Hang Qian on 20 May 2014
To forecast an ARIMA model, we want to provide both a fitted model as well as data. The former only carries model coefficients, but not observations.
Replace
forecast (Est_STSFMs_ARIMA,N)
by
forecast (Est_STSFMs_ARIMA,N,’Y0’,Y)
It will resolve the anomaly of unrealistic values.
Hang Qian
JiashenTeh on 2 Mar 2015
Hi Hang,
Why when I simulate the ARMA model which I have fitted to my wind speed data , the wind speed I get is negative? this doesn't make any sense to me.
Can you please explain this?

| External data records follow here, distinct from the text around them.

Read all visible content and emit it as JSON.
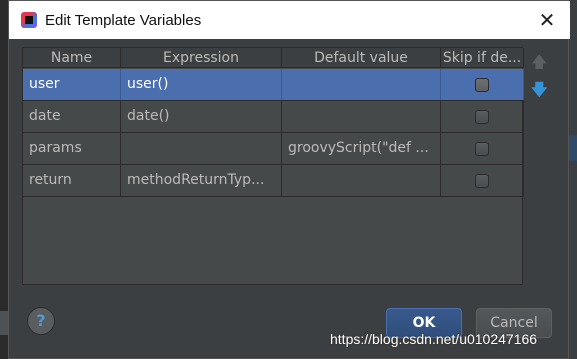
{
  "dialog": {
    "title": "Edit Template Variables",
    "close_glyph": "✕"
  },
  "table": {
    "headers": [
      "Name",
      "Expression",
      "Default value",
      "Skip if de..."
    ],
    "rows": [
      {
        "name": "user",
        "expression": "user()",
        "default_value": "",
        "skip": false,
        "selected": true
      },
      {
        "name": "date",
        "expression": "date()",
        "default_value": "",
        "skip": false,
        "selected": false
      },
      {
        "name": "params",
        "expression": "",
        "default_value": "groovyScript(\"def ...",
        "skip": false,
        "selected": false
      },
      {
        "name": "return",
        "expression": "methodReturnTyp...",
        "default_value": "",
        "skip": false,
        "selected": false
      }
    ]
  },
  "toolbar": {
    "move_up_icon": "arrow-up-icon",
    "move_down_icon": "arrow-down-icon",
    "move_up_glyph": "🡅",
    "move_down_glyph": "🡇"
  },
  "buttons": {
    "help_label": "?",
    "ok_label": "OK",
    "cancel_label": "Cancel"
  },
  "watermark": "https://blog.csdn.net/u010247166",
  "colors": {
    "selection": "#4b6eaf",
    "accent_blue": "#3592d8",
    "ok_button": "#2f4e7c"
  }
}
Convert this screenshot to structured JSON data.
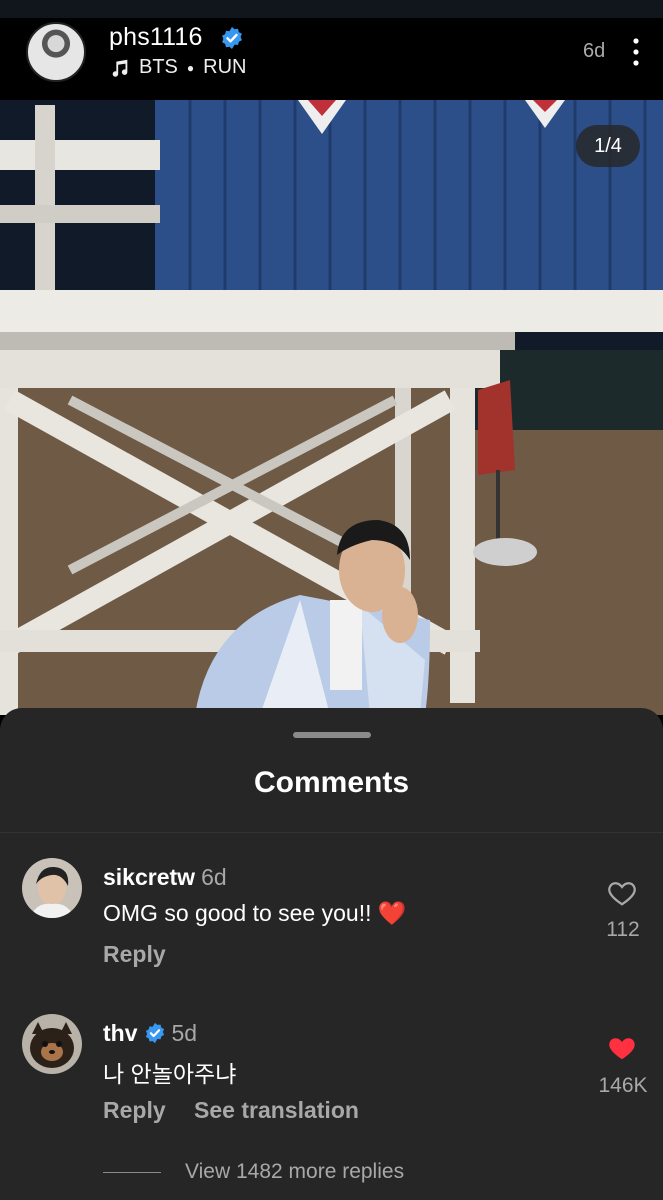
{
  "post": {
    "username": "phs1116",
    "artist": "BTS",
    "song": "RUN",
    "age": "6d",
    "counter": "1/4"
  },
  "icons": {
    "verified": "verified-badge-icon",
    "music": "music-note-icon",
    "more": "more-vertical-icon",
    "like": "heart-icon"
  },
  "colors": {
    "verified_blue": "#3897f0",
    "like_red": "#ff3040",
    "sheet_bg": "#262626"
  },
  "comments_sheet": {
    "title": "Comments",
    "comments": [
      {
        "username": "sikcretw",
        "time": "6d",
        "text": "OMG so good to see you!! ❤️",
        "reply_label": "Reply",
        "likes": "112",
        "liked": false
      },
      {
        "username": "thv",
        "time": "5d",
        "text": "나 안놀아주냐",
        "reply_label": "Reply",
        "translate_label": "See translation",
        "likes": "146K",
        "liked": true
      }
    ],
    "view_more": "View 1482 more replies"
  }
}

Thank you.
using the example above, let's say i do this simulate(Est_STSFMs_ARIMA,N)
and I get negative wind speed..

Mohsen on 2 Dec 2014
Edited: Mohsen on 2 Dec 2014
sorry what is the target_wind ? here :plot(Target_wind)
Aubai on 24 Aug 2017
it is the target value of the wind which Need to be predicted

sharad kolte on 26 Feb 2015
HI CAN U SEND THE DAT SET OF WIND SPEED,
Aubai on 24 Aug 2017
sorry mate but i can't

Lourence Ferrera on 30 Oct 2017
Edited: Lourence Ferrera on 30 Oct 2017
Is your data has seasonality ? How can I code the data to show that it has seasonality and forecast this using SARIMA or ARIMA in matlab?
Aubai on 6 Nov 2017
I am still an electrical engineer so I am not the expert on statistical stuff.
here you can find a link for usage of such test. finally I can say that the unit root test can be used to "The task of the test is to determine whether the stochastic component contains a unit root or is stationary" according to the given reference.
What I am trying to say that:
- Trend Analysis for the D-part of your time series
- Seasonal Analysis for the S-part of your time series
- Stochastic Analysis for the Z-part (component) of your time series.
hope this helps

Alex on 16 Apr 2019
Hi Aubui,
Could you explain this statement "k_max = round(length(Final_test)/3);% maximum number of lags to be correlated"?
I could not understand the "max no. of lags to be correlated".
Thanks